A morte do cantor, em abril desse ano, não parece ter enfraquecido o jargão. Ao contrário, mesmo sabendo da impossibilidade de o cantor retornar aos palcos e estúdios, muita gente ainda se identifica com o “Volta Belchior”. Isso porque a frase sempre representou mais do que um pedido de retorno da atividade artística do cantor. Tampouco se restringiu a aspectos de sua vida pessoal, controversa mesmo entre os fãs (por conta não apenas do sumiço, mas também das dívidas, pensões alimentícias e de sua relação com os filhos).

A frase “Volta Belchior” brada por um retorno do afeto que suas músicas provocavam e ainda provocam em nosso corpo biológico, mental e político.

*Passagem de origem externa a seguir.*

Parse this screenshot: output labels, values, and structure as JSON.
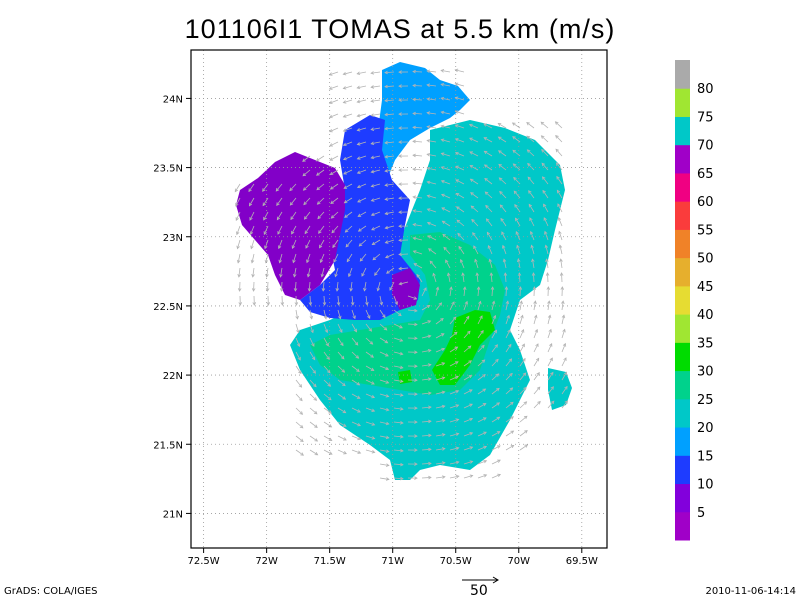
{
  "title": "101106I1 TOMAS at 5.5 km (m/s)",
  "footer": {
    "left": "GrADS: COLA/IGES",
    "right": "2010-11-06-14:14"
  },
  "reference_vector": {
    "label": "50",
    "value": 50
  },
  "map": {
    "lon_range": [
      -72.6,
      -69.3
    ],
    "lat_range": [
      20.75,
      24.35
    ],
    "grid": "dotted",
    "lon_ticks": [
      "72.5W",
      "72W",
      "71.5W",
      "71W",
      "70.5W",
      "70W",
      "69.5W"
    ],
    "lon_tick_values": [
      -72.5,
      -72.0,
      -71.5,
      -71.0,
      -70.5,
      -70.0,
      -69.5
    ],
    "lat_ticks": [
      "24N",
      "23.5N",
      "23N",
      "22.5N",
      "22N",
      "21.5N",
      "21N"
    ],
    "lat_tick_values": [
      24.0,
      23.5,
      23.0,
      22.5,
      22.0,
      21.5,
      21.0
    ]
  },
  "colorbar": {
    "labels": [
      "5",
      "10",
      "15",
      "20",
      "25",
      "30",
      "35",
      "40",
      "45",
      "50",
      "55",
      "60",
      "65",
      "70",
      "75",
      "80"
    ],
    "colors": [
      "#a000c8",
      "#8200dc",
      "#1e3cff",
      "#00a0ff",
      "#00c8c8",
      "#00d28c",
      "#00dc00",
      "#a0e632",
      "#e6dc32",
      "#e6af2d",
      "#f08228",
      "#fa3c3c",
      "#f00082",
      "#a000c8",
      "#00c8c8",
      "#a0e632",
      "#aaaaaa"
    ]
  },
  "chart_data": {
    "type": "heatmap",
    "title": "101106I1 TOMAS at 5.5 km (m/s)",
    "quantity": "wind speed",
    "units": "m/s",
    "vectors": "wind",
    "x_axis": "longitude",
    "y_axis": "latitude",
    "xlim": [
      -72.6,
      -69.3
    ],
    "ylim": [
      20.75,
      24.35
    ],
    "contour_levels": [
      5,
      10,
      15,
      20,
      25,
      30,
      35,
      40,
      45,
      50,
      55,
      60,
      65,
      70,
      75,
      80
    ],
    "regions": [
      {
        "name": "north",
        "value_range": [
          15,
          20
        ],
        "lon": [
          -71.0,
          -70.4
        ],
        "lat": [
          23.3,
          24.2
        ]
      },
      {
        "name": "northwest",
        "value_range": [
          5,
          10
        ],
        "lon": [
          -72.3,
          -71.0
        ],
        "lat": [
          22.7,
          23.6
        ]
      },
      {
        "name": "northeast",
        "value_range": [
          20,
          25
        ],
        "lon": [
          -70.6,
          -69.5
        ],
        "lat": [
          22.5,
          23.9
        ]
      },
      {
        "name": "center",
        "value_range": [
          25,
          30
        ],
        "lon": [
          -71.2,
          -70.0
        ],
        "lat": [
          21.6,
          22.9
        ]
      },
      {
        "name": "core-east",
        "value_range": [
          30,
          35
        ],
        "lon": [
          -70.6,
          -70.3
        ],
        "lat": [
          21.9,
          22.5
        ]
      }
    ]
  }
}
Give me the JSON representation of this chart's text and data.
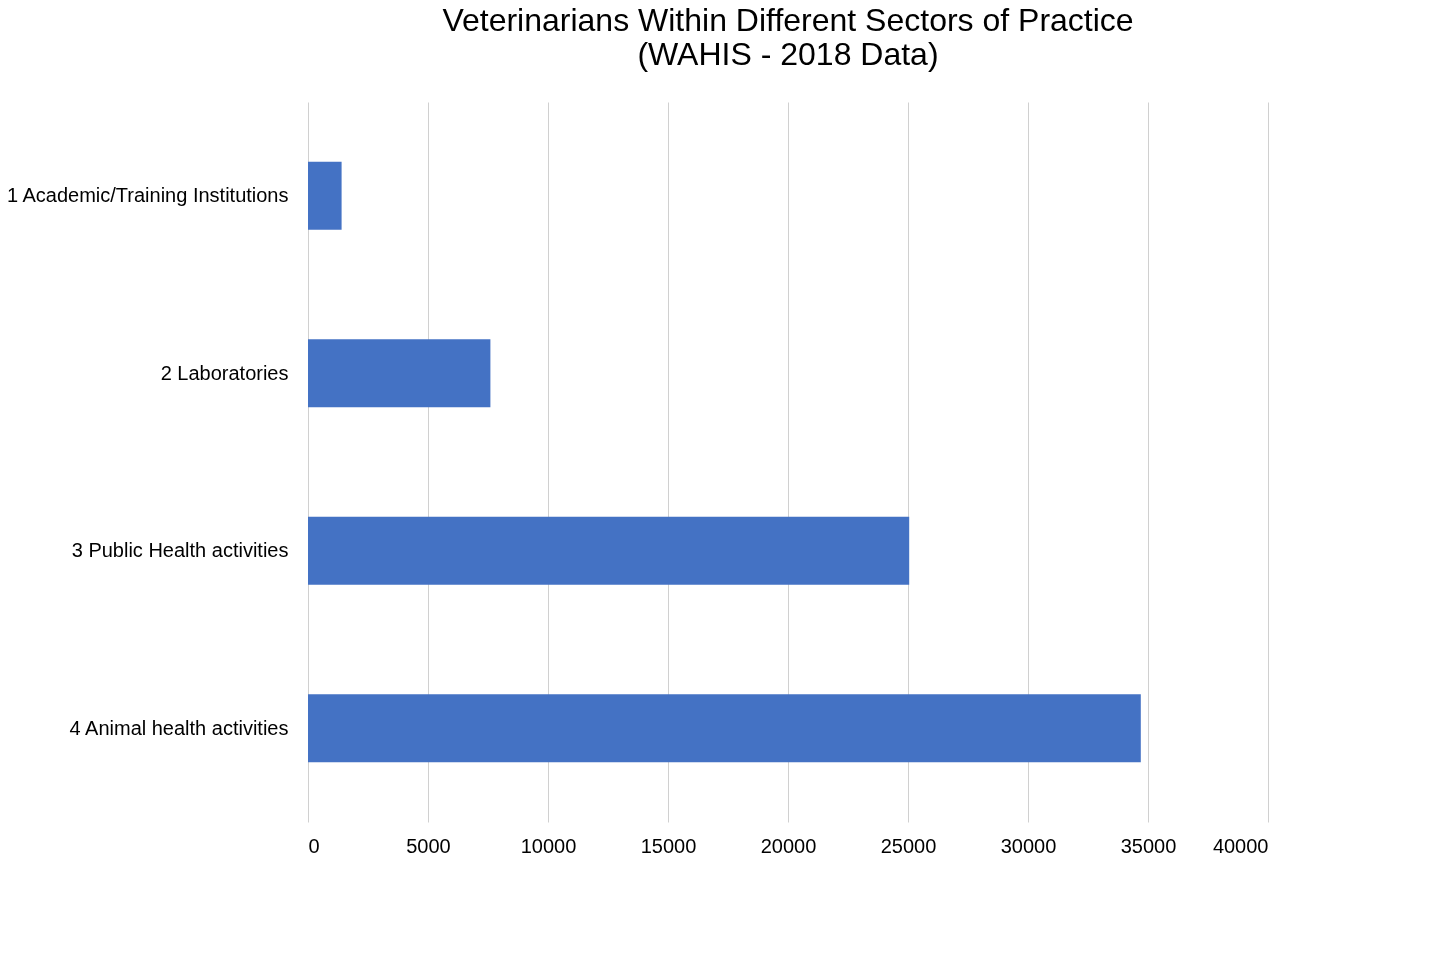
{
  "chart_data": {
    "type": "bar",
    "orientation": "horizontal",
    "title": [
      "Veterinarians Within Different Sectors of Practice",
      "(WAHIS - 2018 Data)"
    ],
    "categories": [
      "1 Academic/Training Institutions",
      "2 Laboratories",
      "3 Public Health activities",
      "4 Animal health activities"
    ],
    "values": [
      1400,
      7600,
      25050,
      34700
    ],
    "color": "#4472c4",
    "xlim": [
      0,
      40000
    ],
    "xticks": [
      0,
      5000,
      10000,
      15000,
      20000,
      25000,
      30000,
      35000,
      40000
    ],
    "grid": "x"
  }
}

Dono de aforismos certeiros, verdadeiros memes do Cancioneiro Popular Brasileiro, como “Viver é melhor que sonhar”, “Amar e mudar as coisas me interessa mais”, “Enquanto houver espaço, corpo, tempo e algum modo de dizer não eu canto”, “Não quero o que a cabeça pensa, eu quero o que a alma deseja” e muitos outros, o compositor, cantor, desenhista, pintor e caricaturista de Sobral (CE) acabou se tornando, para muitos brasileiros, o símbolo de um rapaz latino americano, sem dinheiro no bolso, sem parentes importantes e indo do interior para o mundo.

Esse personagem que Belchior criou através de suas músicas parece ser o verdadeiro espírito do “Volta Belchior”. E é pelo retorno da força rejuvenescedora dessa voz latina que nossa vida artística e política tanto clama. Volta Belchior...

* Psicólogo, mestre em Estudos Psicanalíticos pela UFMG. Coordenador do Centro de Estudos e Pesquisa em Psicanálise do Vale do Aço. Autor do romance “O dia em que conheci Sophia” e da peça teatral “A família de Arthur”.